Voilà un livre sympathique pour tous les amoureux de Luchini. (Un emploi de la langue plus précis devrait toutefois m'obliger à parler "d'amoureuses" ; certainement un gros succès chez les femmes, comme lui a dit son éditeur ou je ne sais plus qui.)
Après, une fois dissipée toute la sympathie qu'on peut avoir pour ce personnage fantastique, exceptionnel - j'en passe - , il subsiste en effet des passages qui prêtent à sourire, qui nous donnent des vues intéressantes. Parler de biographie est peut-être exagéré pour ce livre : Fabrice Luchini y développe essentiellement son rapport aux auteurs qu'il admire, et ne dissémine qu'ici ou là quelques anecdotes autobiographiques. C'est cool.
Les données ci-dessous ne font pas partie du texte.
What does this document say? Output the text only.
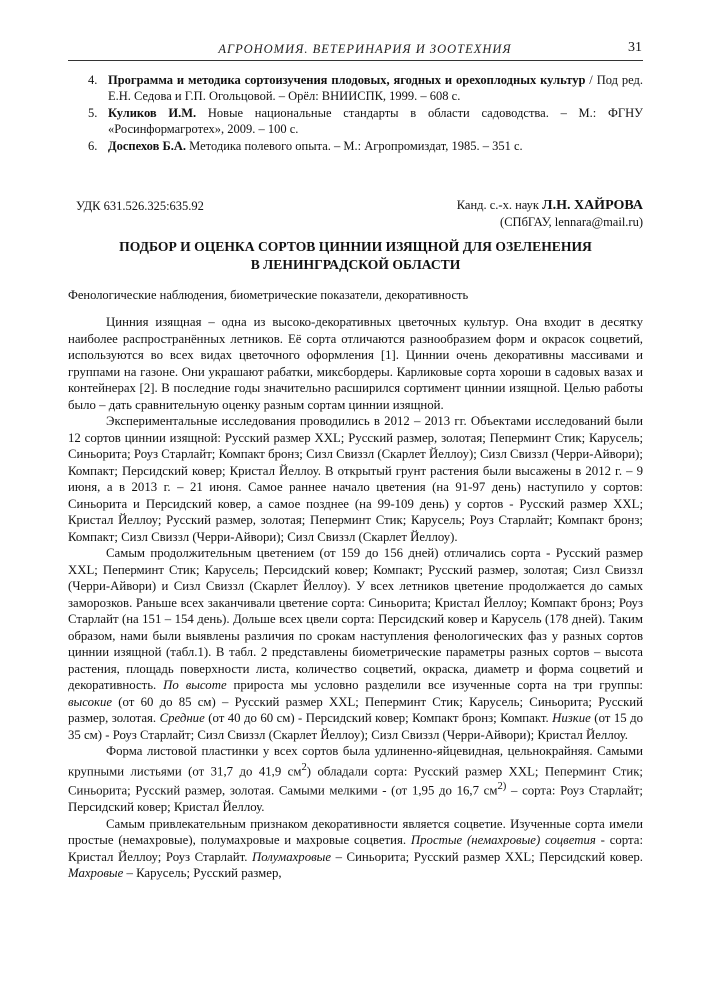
АГРОНОМИЯ. ВЕТЕРИНАРИЯ И ЗООТЕХНИЯ	31
4. Программа и методика сортоизучения плодовых, ягодных и орехоплодных культур / Под ред. Е.Н. Седова и Г.П. Огольцовой. – Орёл: ВНИИСПК, 1999. – 608 с.
5. Куликов И.М. Новые национальные стандарты в области садоводства. – М.: ФГНУ «Росинформагротех», 2009. – 100 с.
6. Доспехов Б.А. Методика полевого опыта. – М.: Агропромиздат, 1985. – 351 с.
УДК 631.526.325:635.92	Канд. с.-х. наук Л.Н. ХАЙРОВА
(СПбГАУ, lennara@mail.ru)
ПОДБОР И ОЦЕНКА СОРТОВ ЦИННИИ ИЗЯЩНОЙ ДЛЯ ОЗЕЛЕНЕНИЯ
В ЛЕНИНГРАДСКОЙ ОБЛАСТИ
Фенологические наблюдения, биометрические показатели, декоративность

Цинния изящная – одна из высоко-декоративных цветочных культур. Она входит в десятку наиболее распространённых летников. Её сорта отличаются разнообразием форм и окрасок соцветий, используются во всех видах цветочного оформления [1]. Циннии очень декоративны массивами и группами на газоне. Они украшают рабатки, миксбордеры. Карликовые сорта хороши в садовых вазах и контейнерах [2]. В последние годы значительно расширился сортимент циннии изящной. Целью работы было – дать сравнительную оценку разным сортам циннии изящной.

Экспериментальные исследования проводились в 2012 – 2013 гг. Объектами исследований были 12 сортов циннии изящной: Русский размер XXL; Русский размер, золотая; Пеперминт Стик; Карусель; Синьорита; Роуз Старлайт; Компакт бронз; Сизл Свиззл (Скарлет Йеллоу); Сизл Свиззл (Черри-Айвори); Компакт; Персидский ковер; Кристал Йеллоу. В открытый грунт растения были высажены в 2012 г. – 9 июня, а в 2013 г. – 21 июня. Самое раннее начало цветения (на 91-97 день) наступило у сортов: Синьорита и Персидский ковер, а самое позднее (на 99-109 день) у сортов - Русский размер XXL; Кристал Йеллоу; Русский размер, золотая; Пеперминт Стик; Карусель; Роуз Старлайт; Компакт бронз; Компакт; Сизл Свиззл (Черри-Айвори); Сизл Свиззл (Скарлет Йеллоу).

Самым продолжительным цветением (от 159 до 156 дней) отличались сорта - Русский размер XXL; Пеперминт Стик; Карусель; Персидский ковер; Компакт; Русский размер, золотая; Сизл Свиззл (Черри-Айвори) и Сизл Свиззл (Скарлет Йеллоу). У всех летников цветение продолжается до самых заморозков. Раньше всех заканчивали цветение сорта: Синьорита; Кристал Йеллоу; Компакт бронз; Роуз Старлайт (на 151 – 154 день). Дольше всех цвели сорта: Персидский ковер и Карусель (178 дней). Таким образом, нами были выявлены различия по срокам наступления фенологических фаз у разных сортов циннии изящной (табл.1). В табл. 2 представлены биометрические параметры разных сортов – высота растения, площадь поверхности листа, количество соцветий, окраска, диаметр и форма соцветий и декоративность. По высоте прироста мы условно разделили все изученные сорта на три группы: высокие (от 60 до 85 см) – Русский размер XXL; Пеперминт Стик; Карусель; Синьорита; Русский размер, золотая. Средние (от 40 до 60 см) - Персидский ковер; Компакт бронз; Компакт. Низкие (от 15 до 35 см) - Роуз Старлайт; Сизл Свиззл (Скарлет Йеллоу); Сизл Свиззл (Черри-Айвори); Кристал Йеллоу.

Форма листовой пластинки у всех сортов была удлиненно-яйцевидная, цельнокрайняя. Самыми крупными листьями (от 31,7 до 41,9 $см^2$) обладали сорта: Русский размер XXL; Пеперминт Стик; Синьорита; Русский размер, золотая. Самыми мелкими - (от 1,95 до 16,7 $см^{2)}$ – сорта: Роуз Старлайт; Персидский ковер; Кристал Йеллоу.

Самым привлекательным признаком декоративности является соцветие. Изученные сорта имели простые (немахровые), полумахровые и махровые соцветия. Простые (немахровые) соцветия - сорта: Кристал Йеллоу; Роуз Старлайт. Полумахровые – Синьорита; Русский размер XXL; Персидский ковер. Махровые – Карусель; Русский размер,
J'avoue que je l'ai surtout acheté par curiosité : je voulais me faire une idée de ce qu'est capable de donner Luchini sur papier, une fois défait de sa voix, cette voix si singulière et géniale. Le résultat est tout aussi surprenant qu'il ne l'est pas : on oscille entre des passages d'une étonnante banalité, d'une fadeur digne des magazines féminins les plus ordinaires, et d'autres qui tout à coup apparaissent d'une puissance formidable. On est toujours dans l'oralité, mais on sent que c'est pas du Céline ; la parole est plutôt conversationnelle. En cela je qualifierais presque ce livre de verbatim des pensées de Luchini. Je n'irais pas jusqu'à dire qu'il a fait preuve d'écriture automatique, je n'en sais rien, mais disons que ce n'est sans doute pas très "travaillé", que ce n'est guère stylisé. C'est la comparaison qui sauve tout ; même quand la parole devient quelques temps ordinaire, autre chose filtre, un trait d'esprit, une vision étonnante. C'est amusant. En cela ça se lit facilement ; chacun semble y trouver son compte. Il cite beaucoup ; il vulgarise beaucoup ; il arrive à vulgariser, ce qui n'est pas rien, surtout du Nietzsche.
Ceci dit, le dernier chapitre est vraiment cool. C'est sans doute le plus autobiographique, et le plus fin.
S'il voulait, je suis sûr qu'il pourrait pondre une littérature plutôt intéressante. Il y a quelque chose ; sa cervelle produit singulièrement des comparaisons surprenantes et fantaisistes ; c'est parfois le signe de grands esprits. Ça ne veut pas tout dire mais voilà, ça dit quelque chose.
Je reviens encore sur l'aspect autobiographique du livre : n'espérez pas apprendre grand-chose sur la vie de Luchini en lisant ce bouquin, dans le cas où vous auriez déjà vu la plupart de ses passages télé. Le maillot de Marlène Jobert, l'accès à Joe Dassin, etc. : c'est un peu ce qu'il raconte quand il fait le bon client des médias ; il n'en dit pas tellement plus. C'est surtout son rapport à la littérature qu'il développe.
Après, enfin, enfin, pour finir, à titre personnel, je ne considère pas ce livre comme un ouvrage très essentiel, ni littérairement (mais ce n'était pas le but, donc peu importe), ni par rapport à Luchini. J'ai le sentiment qu'il se confesse tout aussi bien à la télévision ou à la radio. Il aurait monologué dans sa loge et écrit ses curieux soliloques que cela ne m'étonnerait pas. Mais c'est bien, c'est cool.
Je suis emmerdé pour attribuer une note, j'aimerais mieux ne pas en donner mais il en faut une pour publier la critique. Je mets un 7 très arbitraire. Ça ne vaut pas plus, ça ne vaut pas moins, ça ne vaut pas 7 non plus. J'aurais trop de réticences à mettre moins et à faire chuter la moyenne du bouquin, tout comme ça serait surcharger sa valeur que d'aller lui taper un 9 ou un 10. 7, voilà, mais ça m'emmerde quand même. Tant pis.